La Trilogía del Museo Allende: Memorial, Museo de Sitio, Museo de Arte Contemporáneo

La re-apertura del Museo Allende se hizo efectiva en una edificación que había sido la casa familiar de la familia Heiremans. Luego, en los setenta fue un local universitario. Durante la dictadura fue un local de la Cni y de la DINA. Incluso llegó a ser ocupada durante los primeros meses del gobierno de Aylwin, hasta el momento en que sus moradores decidieron dejar la casa haciendo política de tierra arrasada. Sin embargo, quedaron en muy buenas condiciones de reconocimiento e identificación de lugares, la sala de vigilancia telefónica en el subterráneo y las celdas en el entretecho.

La restauración de la casa y la readecuación para su conversión en museo estuvo a cargo de Miguel Lawner, quien fuera miembro del equipo que construyó el edificio de la UNCTAD. Este dato no es menor. En esta tarea, resolvió dejar la sala de vigilancia telefónica tal como fue encontrada por sus nuevos moradores: el museo. De ahí que solo se ejerció una limpieza del lugar, de modo que los restos de las instalaciones, así como una pieza contigua que cumple con todos los requisitos para presumirla como lugar de tortura, se convirtieron en un Museo de Sitio.

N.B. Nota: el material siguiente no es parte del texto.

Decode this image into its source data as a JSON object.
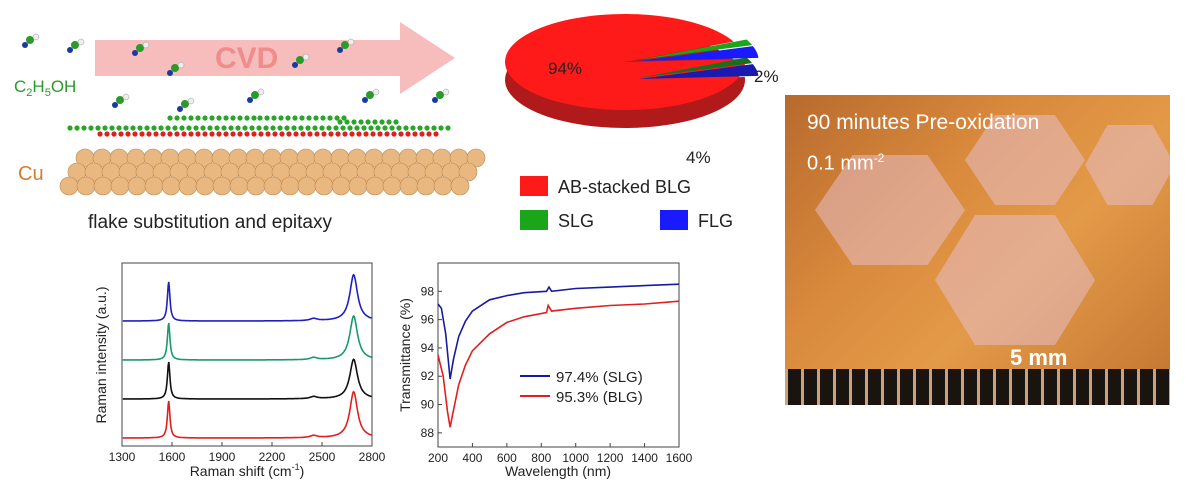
{
  "schematic": {
    "arrow_label": "CVD",
    "precursor_label": "C2H5OH",
    "precursor_main": "C",
    "precursor_sub1": "2",
    "precursor_mid": "H",
    "precursor_sub2": "5",
    "precursor_end": "OH",
    "substrate_label": "Cu",
    "caption": "flake substitution and epitaxy"
  },
  "photo": {
    "title": "90 minutes Pre-oxidation",
    "density": "0.1 mm",
    "density_exp": "-2",
    "scale_bar": "5 mm"
  },
  "chart_data": [
    {
      "type": "pie",
      "labels": [
        "AB-stacked BLG",
        "SLG",
        "FLG"
      ],
      "values": [
        94,
        2,
        4
      ],
      "value_labels": [
        "94%",
        "2%",
        "4%"
      ],
      "colors": [
        "#ff1a1a",
        "#1aa51a",
        "#1a1aff"
      ],
      "legend": "bottom",
      "style": "3d-exploded"
    },
    {
      "type": "line",
      "xlabel": "Raman shift (cm",
      "xlabel_exp": "-1",
      "xlabel_end": ")",
      "ylabel": "Raman intensity (a.u.)",
      "xlim": [
        1300,
        2800
      ],
      "xticks": [
        "1300",
        "1600",
        "1900",
        "2200",
        "2500",
        "2800"
      ],
      "offset_stacked": true,
      "series": [
        {
          "color": "#2020c0",
          "peaks": [
            [
              1580,
              0.9
            ],
            [
              2450,
              0.05
            ],
            [
              2690,
              1.05
            ]
          ]
        },
        {
          "color": "#1a9a6a",
          "peaks": [
            [
              1580,
              0.85
            ],
            [
              2450,
              0.05
            ],
            [
              2690,
              1.0
            ]
          ]
        },
        {
          "color": "#111111",
          "peaks": [
            [
              1580,
              0.85
            ],
            [
              2450,
              0.05
            ],
            [
              2690,
              0.9
            ]
          ]
        },
        {
          "color": "#e02020",
          "peaks": [
            [
              1580,
              0.85
            ],
            [
              2450,
              0.05
            ],
            [
              2690,
              1.05
            ]
          ]
        }
      ]
    },
    {
      "type": "line",
      "xlabel": "Wavelength (nm)",
      "ylabel": "Transmittance (%)",
      "xlim": [
        200,
        1600
      ],
      "ylim": [
        87,
        100
      ],
      "xticks": [
        "200",
        "400",
        "600",
        "800",
        "1000",
        "1200",
        "1400",
        "1600"
      ],
      "yticks": [
        "88",
        "90",
        "92",
        "94",
        "96",
        "98"
      ],
      "legend": "center-right",
      "series": [
        {
          "name": "97.4% (SLG)",
          "color": "#1a1aa0",
          "points": [
            [
              200,
              97.1
            ],
            [
              220,
              96.8
            ],
            [
              245,
              95
            ],
            [
              270,
              91.8
            ],
            [
              290,
              93.2
            ],
            [
              320,
              94.8
            ],
            [
              360,
              95.9
            ],
            [
              400,
              96.6
            ],
            [
              500,
              97.4
            ],
            [
              600,
              97.7
            ],
            [
              700,
              97.9
            ],
            [
              830,
              98.0
            ],
            [
              845,
              98.3
            ],
            [
              860,
              98.0
            ],
            [
              1000,
              98.2
            ],
            [
              1200,
              98.3
            ],
            [
              1400,
              98.4
            ],
            [
              1600,
              98.5
            ]
          ]
        },
        {
          "name": "95.3% (BLG)",
          "color": "#e02020",
          "points": [
            [
              200,
              93.5
            ],
            [
              230,
              92
            ],
            [
              255,
              89.5
            ],
            [
              270,
              88.4
            ],
            [
              290,
              89.6
            ],
            [
              320,
              91.4
            ],
            [
              360,
              92.8
            ],
            [
              400,
              93.8
            ],
            [
              500,
              95.0
            ],
            [
              600,
              95.8
            ],
            [
              700,
              96.2
            ],
            [
              830,
              96.5
            ],
            [
              840,
              97.0
            ],
            [
              860,
              96.6
            ],
            [
              1000,
              96.8
            ],
            [
              1200,
              97.0
            ],
            [
              1400,
              97.1
            ],
            [
              1600,
              97.3
            ]
          ]
        }
      ]
    }
  ]
}
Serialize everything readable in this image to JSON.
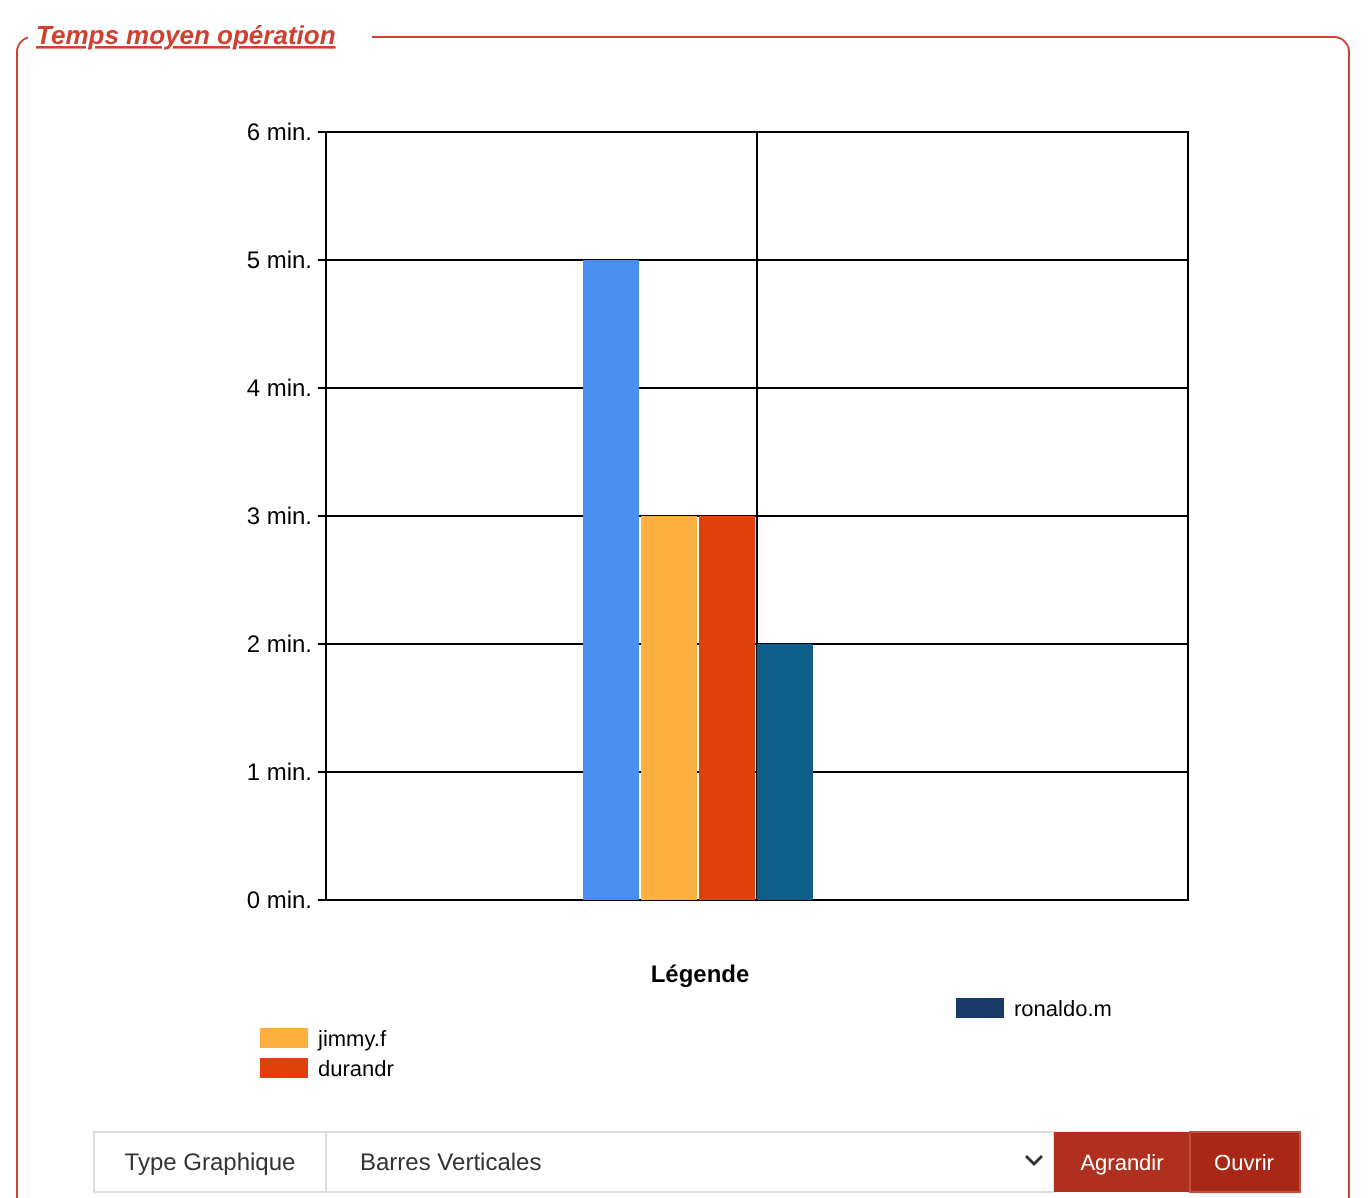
{
  "chart_data": {
    "type": "bar",
    "title": "Temps moyen opération",
    "legend_title": "Légende",
    "categories": [
      null
    ],
    "series": [
      {
        "color": "#4a8ef0",
        "values": [
          5
        ]
      },
      {
        "name": "jimmy.f",
        "color": "#fbb040",
        "values": [
          3
        ]
      },
      {
        "name": "durandr",
        "color": "#e0400a",
        "values": [
          3
        ]
      },
      {
        "color": "#0f5f8a",
        "values": [
          2
        ]
      },
      {
        "color": "#c0c0c0",
        "values": [
          0
        ]
      },
      {
        "name": "ronaldo.m",
        "color": "#1a3a6a",
        "values": [
          0
        ]
      }
    ],
    "ylim": [
      0,
      6
    ],
    "yticks": [
      {
        "value": 0,
        "label": "0 min."
      },
      {
        "value": 1,
        "label": "1 min."
      },
      {
        "value": 2,
        "label": "2 min."
      },
      {
        "value": 3,
        "label": "3 min."
      },
      {
        "value": 4,
        "label": "4 min."
      },
      {
        "value": 5,
        "label": "5 min."
      },
      {
        "value": 6,
        "label": "6 min."
      }
    ],
    "grid": true,
    "legend": "bottom",
    "annotations": [
      "Type Graphique",
      "Barres Verticales",
      "Agrandir",
      "Ouvrir"
    ]
  }
}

Hablar del Museo Allende y vincularlo con la hipótesis del “deseo de casa”, sin hacer referencia a su condición de Museo de Sitio, es omitir la puesta en situación de la propia memoria política que habilita la edificabilidad del propio museo, como institución de arte contemporáneo.

La otra cuestión que no debe ser desconsiderada en esta coyuntura, es el factor del MEMORIAL. En este punto, hay que mencionar que la obra del equipo liderado por Loty Rosenfeldt logró superar el atributo ilustrativo. Siempre existe el peligro de ilustración cuando existe el montaje de una obra de arte en un memorial. Este no es el caso. El Muro de las Voces resiste a la ilustratividad y se convierte en una situación evocativa de evidente carácter reparatorio.

Una instalación de arte sonoro que recupera las voces de actores sociales de los años 70’s, en particular “el grano de la voz” de Salvador Allende, reproduce el eco espectral de un momento que coincide con la formación de la propia colección de museo. Este es el atributo mayor del museo: las condiciones de formación de la colección.

Las primeras obras que el visitante percibe, después de atravesar la sala de acogida, en cuyo centro gira un dispositivo de placas de acrílico recortadas que son infractadas por un rayo laser, son las dos pinturas de Joan Miró, que se encuentran colgadas junto a una obra de Torres-García, otra de Figari, de Amalia Peláez y de Portocarrero. Es preciso, además, mencionar la maqueta de una escultura de Calder. Con esta sola sala, el Museo Allende debe ser reconocido como uno de los lugares eminentes de coleccionismo público en Santiago de Chile.

El dispositivo de acogida del Memorial es el umbral del acceso a la colección. Tampoco es un dato menor. El rumor de la voz de Allende parece afirmar el “espíritu del lugar”. El museo instala en la memoria de la escena plástica, el hecho de que para enfrentarse al “imperialismo de los medios” los artistas del mundo responden con un acto político instituyente. Lo que no deja de ser paradojal, puesto que en una coyuntura internacional como la de los setenta, en que se pone en riesgo la consistencia de la musealidad en el arte contemporáneo, la decisión de montar un museo parece casi conservadora.

Sin embargo, lo que en una escena puede significar una regresión, en otras, puede ser asumida como un avance institucional, en que “el deseo de casa” se concreta en un “deseo de musealidad” consistente, que toma a su cargo el desafío de articular los elementos de una trilogía compleja: memorial, museo de sitio y museo de arte contemporáneo.